Rakesh Agarwal
Rakesh Agarwal

Reputation: 3059

FILE_FLAG_NO_BUFFERING with overlapped I/O - bytes read zero

I observe a weird behavior while using the flag FILE_FLAG_NO_BUFFERING with overlapped I/O. I invoke a series of ReadFile() function calls and query their statuses later using GetOverlappedResult().

The weird behavior that I am speaking of is that even though file handles were good and ReadFile() calls returned without any bad error(except ERROR_IO_PENDING which is expected), the 'bytes read' value returned from GetOverlappedResult() call is zero for some of the files, and each time I run the code - it is a different set of files. If I remove the FILE_FLAG_NO_BUFFERING, things start working properly and no bytes read value is zero.

Here is how I have implemented overlapped I/O code with FILE_FLAG_NO_BUFFERING.

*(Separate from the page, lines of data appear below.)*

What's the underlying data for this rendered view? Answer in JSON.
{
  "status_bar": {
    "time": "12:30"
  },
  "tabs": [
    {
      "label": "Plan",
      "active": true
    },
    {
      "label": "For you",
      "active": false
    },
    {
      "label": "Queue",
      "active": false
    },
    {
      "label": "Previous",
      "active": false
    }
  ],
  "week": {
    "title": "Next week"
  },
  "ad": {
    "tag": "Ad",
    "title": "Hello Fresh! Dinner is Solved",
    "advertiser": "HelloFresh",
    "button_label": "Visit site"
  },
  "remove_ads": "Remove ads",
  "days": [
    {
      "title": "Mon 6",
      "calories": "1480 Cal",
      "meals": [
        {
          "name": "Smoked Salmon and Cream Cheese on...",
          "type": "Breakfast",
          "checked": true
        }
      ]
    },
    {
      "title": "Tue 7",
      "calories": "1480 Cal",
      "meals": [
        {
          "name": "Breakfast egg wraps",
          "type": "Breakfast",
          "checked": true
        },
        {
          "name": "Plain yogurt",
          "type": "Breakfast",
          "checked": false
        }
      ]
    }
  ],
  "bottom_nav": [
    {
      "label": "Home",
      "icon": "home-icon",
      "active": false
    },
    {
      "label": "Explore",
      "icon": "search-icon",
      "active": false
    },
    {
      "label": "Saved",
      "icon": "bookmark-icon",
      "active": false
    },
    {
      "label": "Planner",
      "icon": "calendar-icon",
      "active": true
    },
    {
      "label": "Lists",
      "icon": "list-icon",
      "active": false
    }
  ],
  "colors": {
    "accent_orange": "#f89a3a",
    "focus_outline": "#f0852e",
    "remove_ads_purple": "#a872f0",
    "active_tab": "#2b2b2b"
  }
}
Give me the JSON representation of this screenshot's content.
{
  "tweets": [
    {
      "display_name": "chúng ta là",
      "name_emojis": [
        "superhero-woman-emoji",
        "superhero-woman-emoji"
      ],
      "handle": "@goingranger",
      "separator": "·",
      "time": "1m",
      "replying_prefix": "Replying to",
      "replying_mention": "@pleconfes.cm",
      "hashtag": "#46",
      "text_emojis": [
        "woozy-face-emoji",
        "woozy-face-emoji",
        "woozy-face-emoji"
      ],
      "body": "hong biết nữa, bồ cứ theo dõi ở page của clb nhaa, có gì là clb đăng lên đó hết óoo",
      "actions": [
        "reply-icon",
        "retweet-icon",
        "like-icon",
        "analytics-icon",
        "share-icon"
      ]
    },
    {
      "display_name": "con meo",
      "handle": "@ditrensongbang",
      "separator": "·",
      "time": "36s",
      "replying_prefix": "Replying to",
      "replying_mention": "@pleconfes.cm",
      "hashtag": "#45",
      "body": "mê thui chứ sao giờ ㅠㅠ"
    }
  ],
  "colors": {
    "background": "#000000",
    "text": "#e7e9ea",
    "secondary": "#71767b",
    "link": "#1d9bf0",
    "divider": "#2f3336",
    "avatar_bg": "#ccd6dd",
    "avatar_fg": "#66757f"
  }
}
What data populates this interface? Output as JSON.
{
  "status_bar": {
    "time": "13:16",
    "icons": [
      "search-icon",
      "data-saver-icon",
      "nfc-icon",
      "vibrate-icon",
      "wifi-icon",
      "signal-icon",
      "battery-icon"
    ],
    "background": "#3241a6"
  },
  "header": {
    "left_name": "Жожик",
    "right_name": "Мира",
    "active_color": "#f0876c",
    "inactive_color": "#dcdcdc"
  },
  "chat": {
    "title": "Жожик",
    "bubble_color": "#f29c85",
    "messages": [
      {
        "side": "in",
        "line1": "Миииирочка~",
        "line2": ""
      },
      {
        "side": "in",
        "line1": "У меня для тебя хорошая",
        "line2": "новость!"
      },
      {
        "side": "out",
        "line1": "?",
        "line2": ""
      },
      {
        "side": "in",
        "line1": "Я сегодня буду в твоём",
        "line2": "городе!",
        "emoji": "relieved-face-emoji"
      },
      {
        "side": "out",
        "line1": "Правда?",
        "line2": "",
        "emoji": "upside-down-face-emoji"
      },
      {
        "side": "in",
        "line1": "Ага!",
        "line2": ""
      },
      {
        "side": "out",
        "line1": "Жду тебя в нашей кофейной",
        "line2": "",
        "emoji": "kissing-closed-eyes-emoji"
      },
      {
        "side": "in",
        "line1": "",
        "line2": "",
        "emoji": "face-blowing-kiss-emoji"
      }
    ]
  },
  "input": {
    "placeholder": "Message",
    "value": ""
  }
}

long overlappedIO(std::vector<std::string> &filePathNameVectorRef)
{    
    long totalBytesRead = 0;
    DWORD bytesRead = 0;
    DWORD bytesToRead = 0;
    std::map<HANDLE, OVERLAPPED> handleMap;
    HANDLE handle = INVALID_HANDLE_VALUE;
    DWORD accessMode = GENERIC_READ;
    DWORD shareMode = 0;
    DWORD createDisposition = OPEN_EXISTING;
    DWORD flags = FILE_FLAG_OVERLAPPED | FILE_FLAG_NO_BUFFERING;

    DWORD fileSize;
    LARGE_INTEGER li;
    char * buffer;
    BOOL success = false;

    for(unsigned int i=0; i<filePathNameVectorRef.size(); i++)
    {
        const char* filePathName = filePathNameVectorRef[i].c_str();

        handle = CreateFile(filePathName, accessMode, shareMode, NULL, createDisposition, flags, NULL);

        if(handle == INVALID_HANDLE_VALUE){
            fprintf(stdout, "\n Error occured: %d", GetLastError());
            fprintf(stdout," getting handle: %s",filePathName);
            continue;
        }
        GetFileSizeEx(handle, &li);
        fileSize = (DWORD)li.QuadPart;

        bytesToRead = (fileSize/g_bytesPerPhysicalSector)*g_bytesPerPhysicalSector;
        buffer = static_cast<char *>(VirtualAlloc(0, bytesToRead, MEM_COMMIT, PAGE_READWRITE));

        OVERLAPPED overlapped;
        ZeroMemory(&overlapped, sizeof(overlapped));
        OVERLAPPED * lpOverlapped = &overlapped;

        success = ReadFile(handle, buffer, bytesToRead, &bytesRead, lpOverlapped);

        if(!success && GetLastError() != ERROR_IO_PENDING){ 
            fprintf(stdout, "\n Error occured: %d", GetLastError());
            fprintf(stdout, "\n reading file %s",filePathName);
            CloseHandle(handle);
            continue;
        }
        else
            handleMap[handle] = overlapped;
    }

    // Status check and bytes Read value
    for(std::map<HANDLE, OVERLAPPED>::iterator iter = handleMap.begin(); iter != handleMap.end(); iter++)
    {
        HANDLE handle = iter->first;        
        OVERLAPPED * overlappedPtr = &(iter->second);

        success = GetOverlappedResult(handle, overlappedPtr, &bytesRead, TRUE);
        if(success)
        {
                /* bytesRead value in some cases is unexpectedly zero */
                /* no file is of size zero or lesser than 512 bytes(physical volume sector size) */
            totalBytesRead += bytesRead;
            CloseHandle(handle);
        }
    }

    return totalBytesRead;
}

With FILE_FLAG_NO_BUFFERING absent, totalBytesRead value is 57 MB. With the flag present, totalBytesRead value is much lower than 57 MB and keeps changing each time I run the code ranging from 2 MB to 15 MB.

Upvotes: 2

Views: 2049

Answers (1)

ScottMcP-MVP
ScottMcP-MVP

Reputation: 10415

Your calculation of bytesToRead will produce 0 as a result when the file size is less than g_bytesPerPhysicalSector. So for small files you are requesting 0 bytes.